Lo straniero, pluripregiudicato per reati di resistenza e violenza a pubblico ufficiale, è irregolare sul territorio nazionale: l'ultimo arresto lo scorso giugno, in seguito al quale era stato condannato ad obbligo di firma nella stessa caserma in cui ha ferito un carabiniere

Completamente ubriaco, molesta i passanti a San Bonifacio (Verona), poi prende a sputi e calci i carabinieri intervenuti, riuscendo a ferirne uno prima di essere fermato in modo definitivo.

Si tratta del 30enne marocchino B.A., clandestino con una lunga lista di precedenti alle spalle, che si trova ora dietro le sbarre della casa circondariale di Verona.

L'episodio a cui si fa riferimento risale alla notte tra sabato e domenica quando lo straniero, in evidenti condizioni di alterazione psico-fisica dovute all'assunzione di alcol, ha creato scompiglio durante la manifestazione "Artisti di Strada".

Con una bottiglia di vetro stretta in mano, ha iniziato ad importunare pesantemente chiunque gli capitasse a tiro lungo corso Italia, attirando così l'attenzione di alcuni agenti della polizia locale. Questi si sono avvicinati al magrebino, dando avvio alle operazioni di identificazione dopo aver contattato i carabinieri della stazione locale.

Quando i militari sono giunti sul posto, il 30enne si trovava a terra, bloccato dai poliziotti che erano stati costretti a rincorrerlo e fermarlo dopo un vano tentativo di fuga. Reso ancora più incontrollabile dai fumi dell'alcol, il clandestino ha opposto una strenua resistenza all'arresto, proseguita anche dopo l'arrivo nella caserma della Compagnia di San Bonifacio.

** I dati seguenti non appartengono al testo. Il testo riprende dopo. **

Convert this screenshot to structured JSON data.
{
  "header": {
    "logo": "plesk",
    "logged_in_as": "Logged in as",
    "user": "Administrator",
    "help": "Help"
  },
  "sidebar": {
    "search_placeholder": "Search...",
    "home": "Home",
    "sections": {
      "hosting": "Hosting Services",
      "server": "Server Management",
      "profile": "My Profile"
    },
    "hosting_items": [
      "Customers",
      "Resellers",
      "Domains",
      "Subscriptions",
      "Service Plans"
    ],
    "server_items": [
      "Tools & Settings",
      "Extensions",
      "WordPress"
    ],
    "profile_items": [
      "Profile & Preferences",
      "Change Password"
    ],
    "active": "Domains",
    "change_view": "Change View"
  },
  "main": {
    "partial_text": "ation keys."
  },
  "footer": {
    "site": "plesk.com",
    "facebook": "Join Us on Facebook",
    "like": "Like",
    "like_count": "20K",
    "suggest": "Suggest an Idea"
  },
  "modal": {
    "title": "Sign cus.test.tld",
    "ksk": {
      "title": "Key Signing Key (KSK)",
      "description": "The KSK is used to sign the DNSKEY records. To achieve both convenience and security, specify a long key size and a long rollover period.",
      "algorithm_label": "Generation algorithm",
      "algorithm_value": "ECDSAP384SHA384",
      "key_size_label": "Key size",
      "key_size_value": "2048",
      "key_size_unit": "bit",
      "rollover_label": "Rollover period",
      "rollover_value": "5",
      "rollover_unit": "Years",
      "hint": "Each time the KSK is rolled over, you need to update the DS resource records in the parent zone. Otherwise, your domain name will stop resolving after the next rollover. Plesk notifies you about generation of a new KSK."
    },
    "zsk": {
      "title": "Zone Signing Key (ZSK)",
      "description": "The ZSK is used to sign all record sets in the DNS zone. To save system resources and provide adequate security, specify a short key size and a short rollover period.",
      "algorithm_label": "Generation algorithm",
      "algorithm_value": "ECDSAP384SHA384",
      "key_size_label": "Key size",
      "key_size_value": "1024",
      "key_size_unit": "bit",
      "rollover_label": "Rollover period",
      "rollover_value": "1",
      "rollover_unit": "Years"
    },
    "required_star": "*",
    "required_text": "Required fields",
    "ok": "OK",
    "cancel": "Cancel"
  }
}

Un luogo che il nordafricano conosceva bene, dato che proprio da giugno, dopo il suo più recente arresto, era costretto ad obbligo di firma proprio nel medesimo edificio.

Qui sono proseguite le sue intemperanze, con urla, sputi e calci contro gli uomini dell'Arma che tentavano in ogni modo di placarlo. Colpito e ferito, fortunatamente in modo lieve, uno dei carabinieri intervenuti.

Già condannato in due occasioni per resistenza e violenza a pubblico ufficiale, con gli stessi capi di imputazione è stato trattenuto in una cella di sicurezza e poi condotto nel tribunale di Verona per il giudizio direttissimo. Il giudice ha convalidato il fermo e determinato la detenzione cautelare in carcere per il plurirecidivo nordafricano.